While studying, I recently came across the following interesting problem.
Let's say that the (level one) weight $k$ modular forms $M_k(\Gamma(1))$ have dimension $d$. We know by the ring structure of $M_*(\Gamma(1))$ that the map $M_k(\Gamma(1)) \rightarrow \mathbb{C}^d$, sending a form to its first $d$ Fourier coefficients, is an isomorphism. This suggests a natural basis for $M_k(\Gamma(1))$: the pre-images of the standard basis vectors $(e_1, \ldots, e_n)$ for $\mathbb{C}^d$. Let's call this basis $g_1, \ldots, g_d$.
The claim is that if $T_n$ is the $n$th Hecke operator, then
$$T_n = \sum_{j=1}^{d-1} a_n(g_j) T_j$$
acting on $S_k(\Gamma(1))$.
How can you prove this identity?
I had thought to approach this by using the formula for the Fourier coefficients of the Hecke operators. We know that it suffices to check that both sides agree on the basis vectors $g_k$, which we can check by comparing the first $d$ Fourier coefficients. In principle, we can write down a formula for $b_i(T_n g_k)$ and $\sum_{j=1}^{d-1} a_n(g_j) b_i(T_j(g_k))$, but I tried doing this and it seemed really messy.
EDIT: I originally accepted the answer below, but now I don't know that it's correct - see my comment.
The space of cusp forms $S_k(\Gamma(1))$ admits a basis of normalized ($a_1=1$) eigenforms, so it suffices to prove the identify for normalized eigenforms.
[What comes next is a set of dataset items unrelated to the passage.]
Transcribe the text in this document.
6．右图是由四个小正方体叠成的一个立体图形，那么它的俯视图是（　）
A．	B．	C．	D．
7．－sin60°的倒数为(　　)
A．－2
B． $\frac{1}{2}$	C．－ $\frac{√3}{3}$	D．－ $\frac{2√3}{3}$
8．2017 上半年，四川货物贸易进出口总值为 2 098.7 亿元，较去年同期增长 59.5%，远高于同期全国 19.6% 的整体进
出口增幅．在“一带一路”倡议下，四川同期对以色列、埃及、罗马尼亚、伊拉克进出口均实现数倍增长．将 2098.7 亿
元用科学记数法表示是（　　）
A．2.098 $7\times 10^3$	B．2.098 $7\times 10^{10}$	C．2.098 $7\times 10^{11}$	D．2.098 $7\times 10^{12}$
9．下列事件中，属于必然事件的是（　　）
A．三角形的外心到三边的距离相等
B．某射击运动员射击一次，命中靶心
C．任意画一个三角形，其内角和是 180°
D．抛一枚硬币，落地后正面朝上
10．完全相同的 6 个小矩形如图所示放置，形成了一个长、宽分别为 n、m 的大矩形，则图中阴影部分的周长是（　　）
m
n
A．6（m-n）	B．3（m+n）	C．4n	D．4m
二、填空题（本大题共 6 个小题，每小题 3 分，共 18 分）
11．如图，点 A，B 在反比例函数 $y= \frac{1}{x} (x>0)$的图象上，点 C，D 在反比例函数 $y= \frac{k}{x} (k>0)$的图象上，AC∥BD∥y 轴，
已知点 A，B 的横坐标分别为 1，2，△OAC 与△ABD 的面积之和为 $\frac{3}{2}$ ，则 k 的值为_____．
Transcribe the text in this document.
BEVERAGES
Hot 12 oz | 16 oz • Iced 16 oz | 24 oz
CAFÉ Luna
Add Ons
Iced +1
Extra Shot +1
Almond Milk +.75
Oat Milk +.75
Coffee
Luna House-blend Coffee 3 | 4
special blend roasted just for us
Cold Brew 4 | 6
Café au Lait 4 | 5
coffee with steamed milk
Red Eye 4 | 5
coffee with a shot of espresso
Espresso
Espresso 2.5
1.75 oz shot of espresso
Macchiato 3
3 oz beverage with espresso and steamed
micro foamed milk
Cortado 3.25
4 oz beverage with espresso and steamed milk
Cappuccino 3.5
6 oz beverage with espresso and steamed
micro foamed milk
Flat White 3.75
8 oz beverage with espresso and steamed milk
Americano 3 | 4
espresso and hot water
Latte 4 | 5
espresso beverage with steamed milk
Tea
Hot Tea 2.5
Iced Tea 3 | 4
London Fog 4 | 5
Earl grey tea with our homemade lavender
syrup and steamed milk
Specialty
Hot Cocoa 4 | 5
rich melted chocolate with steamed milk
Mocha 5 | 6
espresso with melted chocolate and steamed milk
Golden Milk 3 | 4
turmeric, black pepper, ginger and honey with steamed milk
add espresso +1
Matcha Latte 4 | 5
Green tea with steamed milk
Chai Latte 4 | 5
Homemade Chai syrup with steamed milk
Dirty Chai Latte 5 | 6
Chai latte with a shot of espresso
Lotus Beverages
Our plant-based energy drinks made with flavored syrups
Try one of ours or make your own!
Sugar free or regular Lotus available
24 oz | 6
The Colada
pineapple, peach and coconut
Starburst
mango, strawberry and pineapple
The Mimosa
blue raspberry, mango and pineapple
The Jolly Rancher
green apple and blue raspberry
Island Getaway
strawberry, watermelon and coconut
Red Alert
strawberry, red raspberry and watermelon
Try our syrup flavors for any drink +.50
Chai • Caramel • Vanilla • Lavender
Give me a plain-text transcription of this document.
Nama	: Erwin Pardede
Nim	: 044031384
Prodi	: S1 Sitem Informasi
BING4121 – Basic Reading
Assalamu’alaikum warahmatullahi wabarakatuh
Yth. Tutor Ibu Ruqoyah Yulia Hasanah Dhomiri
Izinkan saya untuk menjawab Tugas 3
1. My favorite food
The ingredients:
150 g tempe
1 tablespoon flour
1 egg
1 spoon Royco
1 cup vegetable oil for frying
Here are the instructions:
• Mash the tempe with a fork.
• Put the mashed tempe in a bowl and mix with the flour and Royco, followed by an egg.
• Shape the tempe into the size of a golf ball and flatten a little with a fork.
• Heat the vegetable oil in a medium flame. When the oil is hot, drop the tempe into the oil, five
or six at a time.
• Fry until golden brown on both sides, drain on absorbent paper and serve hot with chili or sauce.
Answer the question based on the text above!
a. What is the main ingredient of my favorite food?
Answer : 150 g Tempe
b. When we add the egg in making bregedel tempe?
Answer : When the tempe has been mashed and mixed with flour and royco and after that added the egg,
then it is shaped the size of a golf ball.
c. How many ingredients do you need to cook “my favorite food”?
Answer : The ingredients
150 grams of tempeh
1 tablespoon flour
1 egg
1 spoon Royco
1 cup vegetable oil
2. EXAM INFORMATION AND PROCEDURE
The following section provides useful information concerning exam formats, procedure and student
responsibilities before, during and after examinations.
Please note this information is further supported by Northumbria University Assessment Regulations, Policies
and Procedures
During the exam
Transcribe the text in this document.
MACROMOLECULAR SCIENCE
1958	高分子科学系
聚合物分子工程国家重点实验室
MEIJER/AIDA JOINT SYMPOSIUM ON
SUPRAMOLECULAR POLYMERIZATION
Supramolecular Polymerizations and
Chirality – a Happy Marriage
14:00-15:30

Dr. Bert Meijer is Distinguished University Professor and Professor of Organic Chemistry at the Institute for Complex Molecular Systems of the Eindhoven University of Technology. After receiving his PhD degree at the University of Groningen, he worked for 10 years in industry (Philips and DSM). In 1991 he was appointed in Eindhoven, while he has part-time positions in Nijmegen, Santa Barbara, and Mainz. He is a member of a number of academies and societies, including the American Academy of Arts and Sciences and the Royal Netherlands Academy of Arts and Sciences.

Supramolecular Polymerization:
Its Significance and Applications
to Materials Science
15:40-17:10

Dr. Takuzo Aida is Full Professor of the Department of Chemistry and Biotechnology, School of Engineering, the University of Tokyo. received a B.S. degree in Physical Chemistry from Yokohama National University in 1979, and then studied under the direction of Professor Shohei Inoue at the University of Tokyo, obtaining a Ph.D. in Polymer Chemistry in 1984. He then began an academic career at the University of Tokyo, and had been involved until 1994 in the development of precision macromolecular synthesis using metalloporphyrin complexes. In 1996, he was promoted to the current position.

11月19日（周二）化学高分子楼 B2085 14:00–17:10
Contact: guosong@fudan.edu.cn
Let $f = \alpha_1 g_1 + \cdots \alpha_{d-1} g_{d-1}$ be a normalized eigenform in $S_k(\Gamma(1))$. Then, $$T_n(f) = a_n(f)f = [\alpha_1a_n(g_1) + \cdots + \alpha_{d-1}a_n(g_{d-1})]f,$$ where $a_n(\cdot)$ denotes the $n$th Fourier coefficient of the modular form.
On the other hand, since $a_j(f) = \alpha_j$ for $0 < j < d$, we have $$\sum_{j=1}^{d-1}a_n(g_j)T_j(f) = \sum_{j=1}^{d-1}a_n(g_j)a_j(f)f = \sum_{j=1}^{d-1}a_n(g_j)\alpha_jf.$$